What’s Missing: Ethical deliberation, precautionary principle, science in service of human flourishing, recognition of limits.
Related Concepts: Technocracy, instrumental reason, scientism, technological determinism.
- WORSHIP WITHOUT SACRIFICE
Definition: Religious observance, spiritual practice, or allegiance to ideals that costs nothing and demands no change in behavior or priorities.
Gandhi’s Perspective: “Prayer is not asking. It is a longing of the soul. It is daily admission of one’s weakness.” (Selected Writings)
Contemporary Manifestations: Performative activism signaling values without action; religious identity without service or charity; patriotism that demands no personal contribution; corporate “purpose statements” unsupported by practice; social movements that require only hashtags, not sacrifice; belief systems that affirm privilege rather than challenging it.
What’s Missing: Authentic commitment, costly discipleship, integrity between professed values and lived practice, worship as transformation.
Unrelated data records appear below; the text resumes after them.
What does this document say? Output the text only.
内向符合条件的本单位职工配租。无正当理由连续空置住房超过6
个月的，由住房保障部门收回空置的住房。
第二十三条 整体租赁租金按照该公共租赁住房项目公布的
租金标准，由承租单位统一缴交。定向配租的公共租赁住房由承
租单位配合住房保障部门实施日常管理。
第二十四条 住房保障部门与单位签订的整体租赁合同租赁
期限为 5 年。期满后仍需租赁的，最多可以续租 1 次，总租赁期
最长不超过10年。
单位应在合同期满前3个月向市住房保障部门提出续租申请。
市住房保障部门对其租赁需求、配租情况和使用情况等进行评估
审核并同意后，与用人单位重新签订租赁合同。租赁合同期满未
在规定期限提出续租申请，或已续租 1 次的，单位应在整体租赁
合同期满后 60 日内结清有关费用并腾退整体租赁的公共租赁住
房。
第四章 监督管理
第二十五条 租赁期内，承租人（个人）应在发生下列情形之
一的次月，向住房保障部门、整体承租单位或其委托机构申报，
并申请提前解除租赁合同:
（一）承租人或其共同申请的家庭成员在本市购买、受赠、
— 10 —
Related Concepts: Cheap grace, virtue signaling, civil religion, nominal faith.
- POLITICS WITHOUT PRINCIPLE
Definition: The pursuit, exercise, or organization of collective power disconnected from moral foundation, consistent values, or truth-telling.
Gandhi’s Perspective: On passive violence that fuels active violence: “We could work ’til doomsday to achieve peace and would get nowhere as long as we ignore passive violence in our world.” (as reported by Arun Gandhi)
Contemporary Manifestations: Expediency prioritized over integrity in governance; truth treated as tactical rather than foundational; partisanship valued above problem-solving; corruption normalized as “how things work”; politics as spectacle rather than public service; power pursued as an end rather than a means.
What’s Missing: Principled leadership, truth as north star, politics as moral endeavor, governance as service.
Related Concepts: Realpolitik, Machiavellianism, cynical realism, post-truth politics.
Using This Framework
As Diagnostic Tool: These seven imbalances function as a lens for examining personal choices, organizational practices, and societal structures. Where do you observe these disconnections? What gets lost when these paired concepts are separated?
Gandhi’s Core Insight: These aren’t merely moral failings but sources of “passive violence”—systemic conditions that create suffering and instability, eventually erupting into visible conflict. Each represents a fracture between ends and means, between what we pursue and how we pursue it.
The “With” Matters: Gandhi and Donaldson weren’t calling for the elimination of wealth, pleasure, knowledge, commerce, science, worship, or politics. They were insisting these must be coupled with their ethical counterparts: work, conscience, character, morality, humanity, sacrifice, and principle. The separation is the danger.